PHOTO BY BOB ROCHE
Swampscott second baseman Katie Watts handles a toss for a force out.
By SCOT COOPER
LOWELL — Just as it had in the 2015 season, this season ended for the Swampscott softball team in the Division 2 North title game at Martin Field in Lowell. Last year it was Reading, the top seed, that took out the Blue, Sunday it was No. 1 seed Tewksbury winning the crown with a 7-0 victory.
The Redmen scored seven runs in the first three innings, putting the Blue in a hole that from which they never could crawl out. Swampscott coach Gary Moran didn’t sugarcoat how his team played Sunday afternoon.
“We knew we needed to come out and play a perfect game against these guys to win, and we didn’t play it,” Moran said. “We knew that we had to make the plays to be in this game, and we didn’t make them. Bad day for us to have a bad game.”
Swampscott put two runners on in the top of the first. Katie Watts reached on an infield hit and moved to second when Tewksbury’s Adriana Favreau walked her counterpart on the mound, Hannah Leahy.
Olivia Cooke bunted the runners up, but Favreau got Christina King on strikes to end the threat. It would be the only inning that Swampscott got two runners aboard in the game.
After going a full game without striking out in a win over Gloucester, Swampscott K’d nine times Sunday. The Big Blue managed only three hits: Watts’ single in the first, a single by King leading off the fourth, and another single, this one a leadoff single by Sydney Cresta in the fifth.

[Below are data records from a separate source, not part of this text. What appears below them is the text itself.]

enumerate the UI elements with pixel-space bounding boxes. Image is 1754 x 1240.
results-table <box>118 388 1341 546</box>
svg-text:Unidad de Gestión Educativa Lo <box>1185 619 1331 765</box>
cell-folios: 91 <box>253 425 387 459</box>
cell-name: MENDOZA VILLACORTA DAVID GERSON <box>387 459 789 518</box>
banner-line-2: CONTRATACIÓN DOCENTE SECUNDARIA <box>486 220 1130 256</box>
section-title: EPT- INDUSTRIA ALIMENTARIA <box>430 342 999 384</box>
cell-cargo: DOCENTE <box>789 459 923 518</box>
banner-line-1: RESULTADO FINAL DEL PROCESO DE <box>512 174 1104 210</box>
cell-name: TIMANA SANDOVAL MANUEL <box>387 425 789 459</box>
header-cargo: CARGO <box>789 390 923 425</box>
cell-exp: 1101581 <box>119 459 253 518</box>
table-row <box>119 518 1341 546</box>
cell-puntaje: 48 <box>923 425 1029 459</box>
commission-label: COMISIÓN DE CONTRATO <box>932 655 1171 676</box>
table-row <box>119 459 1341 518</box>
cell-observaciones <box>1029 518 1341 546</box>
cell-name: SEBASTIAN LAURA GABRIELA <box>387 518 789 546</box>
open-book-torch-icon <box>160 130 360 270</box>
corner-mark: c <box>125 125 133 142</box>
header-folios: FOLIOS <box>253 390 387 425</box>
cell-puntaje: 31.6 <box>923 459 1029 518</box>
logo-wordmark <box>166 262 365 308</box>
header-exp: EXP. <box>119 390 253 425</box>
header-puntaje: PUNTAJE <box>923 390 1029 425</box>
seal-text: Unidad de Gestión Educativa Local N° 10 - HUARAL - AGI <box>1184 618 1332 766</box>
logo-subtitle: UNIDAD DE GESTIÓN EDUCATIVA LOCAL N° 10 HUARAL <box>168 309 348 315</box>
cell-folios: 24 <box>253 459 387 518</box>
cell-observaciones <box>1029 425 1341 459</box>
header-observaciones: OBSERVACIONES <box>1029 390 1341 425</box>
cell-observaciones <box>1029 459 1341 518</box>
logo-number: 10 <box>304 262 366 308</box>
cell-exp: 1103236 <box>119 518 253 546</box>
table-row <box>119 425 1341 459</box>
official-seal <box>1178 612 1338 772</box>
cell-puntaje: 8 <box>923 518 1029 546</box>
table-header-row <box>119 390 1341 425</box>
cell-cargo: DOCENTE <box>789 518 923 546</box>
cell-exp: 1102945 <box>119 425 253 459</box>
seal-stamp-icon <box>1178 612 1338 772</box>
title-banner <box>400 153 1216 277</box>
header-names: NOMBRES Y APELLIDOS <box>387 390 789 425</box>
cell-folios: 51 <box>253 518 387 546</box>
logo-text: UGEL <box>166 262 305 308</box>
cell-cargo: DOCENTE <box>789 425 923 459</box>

Tewksbury got the only runs they would need in the bottom of the first. Hannah Leahy, the NEC Player of the Year, issued two walks and hit a batter, and two of those runners came home on a single by Erika Whynot.
Kirsten Dick singled home Marissa Doherty for another run in the second, and things went really bad in the bottom of the third when three Tewksbury hits and three Blue errors led to the final four runs for the winners.
Leahy breezed through the fourth, fifth and sixth, but by that time Tewksbury had a big lead, and Favreau was having her way on the mound. Moran said it was unusual for his team to box the ball around so much, especially in such a big game.
“We didn’t do a very good job in the first three innings, not like our team at all, we settled down and played pretty well after the third, but by that time, the damage was pretty much done,” Moran said.
“We were able to jump out ahead early, and that was one of the keys for us,” Tewksbury coach Leo DiRocco said. “We used good hitting, good pitching and our speed on the bases to our advantage today.”